Suita, Osaka
The Asahi brewery in Suita has been operating since the town was still called a village, and the smell of malt — faint but real on certain mornings — is a reminder that this is not simply a suburb that grew up around a train line. Suita's layers run deeper: ancient river port on the Kanzaki, then industrial hub, then the 1970 World Exposition that reshaped the northern plateau entirely.
At 泉殿宮 (Izumidono-miya), founded in the Jogan era, the 四ヶ竹踊り and 神楽獅子 are still performed through the annual cycle of festivals. The shrine sits at a remove from the newer commercial grids, and the contrast is not jarring so much as ordinary — the kind of adjacency Suita has lived with for decades. Nearby, 吉志部神社, whose main hall carries the designation of national important cultural property, stands inside 紫金山公園 alongside the 吹田市立博物館, where the town's own archaeology and local history — including the once-cultivated 吹田クワイ, a water chestnut variety specific to this area — are laid out without ceremony.

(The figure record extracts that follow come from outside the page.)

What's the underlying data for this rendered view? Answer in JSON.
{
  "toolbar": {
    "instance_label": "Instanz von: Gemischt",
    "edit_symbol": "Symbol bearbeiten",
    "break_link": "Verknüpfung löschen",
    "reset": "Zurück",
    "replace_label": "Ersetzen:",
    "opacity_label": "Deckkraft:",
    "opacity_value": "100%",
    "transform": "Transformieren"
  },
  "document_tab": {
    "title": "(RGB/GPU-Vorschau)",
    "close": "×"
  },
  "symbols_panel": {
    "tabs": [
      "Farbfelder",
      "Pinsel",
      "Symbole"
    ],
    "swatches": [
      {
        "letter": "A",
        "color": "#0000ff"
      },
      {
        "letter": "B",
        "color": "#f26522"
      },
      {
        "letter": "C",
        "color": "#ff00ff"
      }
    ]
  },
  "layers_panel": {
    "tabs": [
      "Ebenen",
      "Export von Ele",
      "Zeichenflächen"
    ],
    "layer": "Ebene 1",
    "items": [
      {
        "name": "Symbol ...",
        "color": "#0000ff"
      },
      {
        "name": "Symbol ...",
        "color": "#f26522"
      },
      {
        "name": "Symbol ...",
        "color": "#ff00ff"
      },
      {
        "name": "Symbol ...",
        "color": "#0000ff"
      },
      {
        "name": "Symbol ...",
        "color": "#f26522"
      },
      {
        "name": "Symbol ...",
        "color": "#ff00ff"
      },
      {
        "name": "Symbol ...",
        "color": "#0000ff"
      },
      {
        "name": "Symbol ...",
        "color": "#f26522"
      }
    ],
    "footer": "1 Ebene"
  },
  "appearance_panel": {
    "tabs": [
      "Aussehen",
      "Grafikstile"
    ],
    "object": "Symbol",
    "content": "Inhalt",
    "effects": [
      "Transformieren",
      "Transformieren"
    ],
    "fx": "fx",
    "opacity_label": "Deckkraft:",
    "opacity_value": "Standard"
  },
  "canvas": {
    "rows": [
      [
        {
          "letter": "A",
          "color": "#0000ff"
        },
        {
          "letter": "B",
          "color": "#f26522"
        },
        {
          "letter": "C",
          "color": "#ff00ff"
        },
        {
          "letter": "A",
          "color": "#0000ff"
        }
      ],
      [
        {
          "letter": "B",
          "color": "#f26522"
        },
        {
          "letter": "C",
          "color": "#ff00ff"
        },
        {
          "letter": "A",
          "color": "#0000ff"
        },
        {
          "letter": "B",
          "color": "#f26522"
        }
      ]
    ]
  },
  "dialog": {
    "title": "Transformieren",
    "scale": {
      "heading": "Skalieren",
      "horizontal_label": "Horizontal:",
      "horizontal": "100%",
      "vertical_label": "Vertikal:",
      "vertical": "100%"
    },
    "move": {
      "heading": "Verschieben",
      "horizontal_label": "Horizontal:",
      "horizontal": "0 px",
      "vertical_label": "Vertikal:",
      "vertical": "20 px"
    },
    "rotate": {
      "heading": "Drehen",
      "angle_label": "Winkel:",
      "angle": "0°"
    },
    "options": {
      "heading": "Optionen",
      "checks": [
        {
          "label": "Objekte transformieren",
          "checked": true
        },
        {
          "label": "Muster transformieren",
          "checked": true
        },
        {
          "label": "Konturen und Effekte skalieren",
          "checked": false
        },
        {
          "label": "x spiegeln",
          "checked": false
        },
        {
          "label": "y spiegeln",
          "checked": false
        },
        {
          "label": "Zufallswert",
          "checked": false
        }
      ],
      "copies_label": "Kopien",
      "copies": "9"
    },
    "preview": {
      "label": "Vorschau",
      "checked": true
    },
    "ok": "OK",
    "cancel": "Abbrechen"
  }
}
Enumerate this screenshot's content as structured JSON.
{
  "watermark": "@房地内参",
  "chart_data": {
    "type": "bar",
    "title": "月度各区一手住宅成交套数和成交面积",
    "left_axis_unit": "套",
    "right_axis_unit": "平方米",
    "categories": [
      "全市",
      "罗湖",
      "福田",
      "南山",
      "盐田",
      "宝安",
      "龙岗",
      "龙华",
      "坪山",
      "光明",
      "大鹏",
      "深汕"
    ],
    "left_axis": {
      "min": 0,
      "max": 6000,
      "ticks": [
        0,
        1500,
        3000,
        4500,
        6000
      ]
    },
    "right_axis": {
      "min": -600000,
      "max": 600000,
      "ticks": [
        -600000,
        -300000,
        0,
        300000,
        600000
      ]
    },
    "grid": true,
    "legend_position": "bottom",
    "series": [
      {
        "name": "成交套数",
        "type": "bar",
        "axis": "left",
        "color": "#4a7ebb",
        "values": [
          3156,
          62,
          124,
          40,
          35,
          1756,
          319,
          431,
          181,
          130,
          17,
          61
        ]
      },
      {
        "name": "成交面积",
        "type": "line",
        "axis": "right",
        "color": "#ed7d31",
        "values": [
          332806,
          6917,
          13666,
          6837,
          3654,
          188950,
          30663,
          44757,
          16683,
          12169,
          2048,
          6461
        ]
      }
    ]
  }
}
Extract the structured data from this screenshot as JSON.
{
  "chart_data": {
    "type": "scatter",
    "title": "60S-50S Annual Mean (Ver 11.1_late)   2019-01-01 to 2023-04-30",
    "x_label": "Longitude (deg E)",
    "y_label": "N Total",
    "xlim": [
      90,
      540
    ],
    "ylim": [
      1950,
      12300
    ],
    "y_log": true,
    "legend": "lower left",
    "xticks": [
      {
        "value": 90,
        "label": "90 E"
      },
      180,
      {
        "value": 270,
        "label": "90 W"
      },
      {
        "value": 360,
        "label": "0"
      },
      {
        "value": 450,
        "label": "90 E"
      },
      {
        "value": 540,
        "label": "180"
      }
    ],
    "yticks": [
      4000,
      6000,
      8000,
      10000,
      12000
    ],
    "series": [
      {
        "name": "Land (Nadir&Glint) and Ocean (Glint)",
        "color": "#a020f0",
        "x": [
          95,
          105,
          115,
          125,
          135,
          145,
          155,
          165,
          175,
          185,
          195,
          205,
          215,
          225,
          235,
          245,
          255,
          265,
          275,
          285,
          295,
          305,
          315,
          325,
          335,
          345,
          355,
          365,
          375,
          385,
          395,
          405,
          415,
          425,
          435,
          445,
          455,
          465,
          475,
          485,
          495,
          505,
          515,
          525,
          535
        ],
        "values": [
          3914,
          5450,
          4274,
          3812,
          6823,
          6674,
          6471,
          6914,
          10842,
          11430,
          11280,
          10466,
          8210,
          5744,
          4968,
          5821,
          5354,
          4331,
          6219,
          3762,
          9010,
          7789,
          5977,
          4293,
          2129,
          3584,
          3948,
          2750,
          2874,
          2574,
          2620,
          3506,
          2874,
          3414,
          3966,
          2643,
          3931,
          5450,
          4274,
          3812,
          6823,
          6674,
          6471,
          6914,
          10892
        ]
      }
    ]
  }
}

The 万博記念公園 occupies what was the Expo grounds, and the Taiyo no To still stands there, concrete and irreducible. Around it, the complex has expanded into a dense commercial and recreational zone. This is Suita now: a city where a shrine founded in the fifth century and a large-scale shopping facility share the same postal district, and where the old ため池 (reservoir ponds) of the Senri plateau still punctuate the residential streets between stations.